If not for Watergate, Nixon would have unleashed the B-52s, as he secretly promised Thieu, in return for unity on the negotiated settlement. As Kissinger writes, “none of us could imagine the collapse of presidential authority” that followed Nixon’s overwhelming 1972 electoral victory. Nixon and Kissinger believed that after American POWs came home, they would be able to rally the American public. “You won’t be able to wave a document at them, whatever is in it,” Kissinger warned. “The North Vietnamese fear is whether the B-52s come again....” Ambassador William Sullivan told the South Vietnamese that the accord was only “a piece of paper.” Nixon added that “more important than any other factor was not the language of the agreement, or a piece of paper, but the United States commitment to enforce the agreement.” No one expected the communists to honor the agreement, and when they violated it, “it won’t be necessary to haggle over proof.”

In December 1972, Kissinger told the South Vietnamese delegation to the Paris peace talks: “Do you think I will believe Le Duc Tho?
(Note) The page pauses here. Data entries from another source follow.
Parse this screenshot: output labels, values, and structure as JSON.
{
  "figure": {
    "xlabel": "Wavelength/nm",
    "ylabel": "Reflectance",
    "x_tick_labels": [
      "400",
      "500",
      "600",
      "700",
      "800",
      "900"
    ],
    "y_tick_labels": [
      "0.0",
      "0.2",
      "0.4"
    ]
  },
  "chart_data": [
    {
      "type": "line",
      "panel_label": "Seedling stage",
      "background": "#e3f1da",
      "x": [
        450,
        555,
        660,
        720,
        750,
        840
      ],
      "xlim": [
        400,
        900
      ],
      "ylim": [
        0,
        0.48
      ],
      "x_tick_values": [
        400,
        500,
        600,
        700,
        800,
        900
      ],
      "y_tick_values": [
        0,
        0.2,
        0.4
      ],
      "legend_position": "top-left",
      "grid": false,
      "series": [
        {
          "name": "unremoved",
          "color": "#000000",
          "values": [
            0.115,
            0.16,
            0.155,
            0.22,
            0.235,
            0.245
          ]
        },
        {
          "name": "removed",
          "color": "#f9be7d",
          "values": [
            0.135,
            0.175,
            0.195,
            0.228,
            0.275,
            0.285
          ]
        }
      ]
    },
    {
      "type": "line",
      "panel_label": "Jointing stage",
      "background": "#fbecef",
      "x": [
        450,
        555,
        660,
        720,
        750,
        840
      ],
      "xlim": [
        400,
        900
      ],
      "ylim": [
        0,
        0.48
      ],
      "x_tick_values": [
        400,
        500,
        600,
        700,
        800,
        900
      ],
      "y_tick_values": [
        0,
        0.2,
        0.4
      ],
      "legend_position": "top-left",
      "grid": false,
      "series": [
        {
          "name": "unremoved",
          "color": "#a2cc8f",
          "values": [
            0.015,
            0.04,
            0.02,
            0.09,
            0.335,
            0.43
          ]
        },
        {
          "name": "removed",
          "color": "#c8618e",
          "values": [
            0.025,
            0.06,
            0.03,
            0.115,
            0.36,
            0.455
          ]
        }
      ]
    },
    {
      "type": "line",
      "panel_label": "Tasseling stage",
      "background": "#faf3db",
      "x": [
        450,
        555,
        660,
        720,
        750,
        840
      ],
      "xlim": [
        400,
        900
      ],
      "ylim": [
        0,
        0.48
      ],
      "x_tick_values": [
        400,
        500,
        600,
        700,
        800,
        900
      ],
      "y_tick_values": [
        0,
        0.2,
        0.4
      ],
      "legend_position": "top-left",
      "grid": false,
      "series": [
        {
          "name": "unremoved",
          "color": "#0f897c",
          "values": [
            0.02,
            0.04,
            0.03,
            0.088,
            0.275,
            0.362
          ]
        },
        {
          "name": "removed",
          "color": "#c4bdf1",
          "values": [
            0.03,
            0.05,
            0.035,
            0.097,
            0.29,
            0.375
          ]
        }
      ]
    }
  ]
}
Of course they will cheat. But if they use the Ho Chi Minh Trail and we bomb the Ho Chi Minh Trail, we have a legally strong position.... You have missed the real issues. The key is whether the American people know they have achieved something. No one knows what the Korean Armistice says. But the people know they have achieved something, and if the North Koreans violate it, the president can defend it.... The major use of the agreement to you is that it links us legally to you on a long-term basis for an indefinite period.” Shortly thereafter, Gen. Alexander M. Haig Jr. told Thieu that “the American people will be willing to make whatever sacrifices are necessary to ensure that the agreement succeeds ... should Hanoi violate the agreement, then the legal, psychological and patriotic basis will exist for brutal U.S. retaliation.”

In “Ending the Vietnam War,” Kissinger writes that “we had a moral duty to our allies in Saigon not to abandon millions who had put their trust in our word.” He describes “one of the saddest experiences of my period in office: the visit of America’s ally, President Thieu, to the United States. There was little about the visit of which America could be proud.” Thieu visited Casa Pacifica, the western White House, before flying to Washington, D.C. According to Kissinger, “Nixon made a polite speech that referred to South Vietnam’s capacity to defend itself -- a dubious proposition if Hanoi launched an all-out attack with Soviet weapons. Thieu fell in gracefully with this fairy tale....”

What Kissinger does not write is that the terms of American disengagement constituted a suicide pact for 20 million innocent South Vietnamese who preferred not to live under communist tyranny. By all rights, Henry Kissinger ought have the decency to return his peace prize.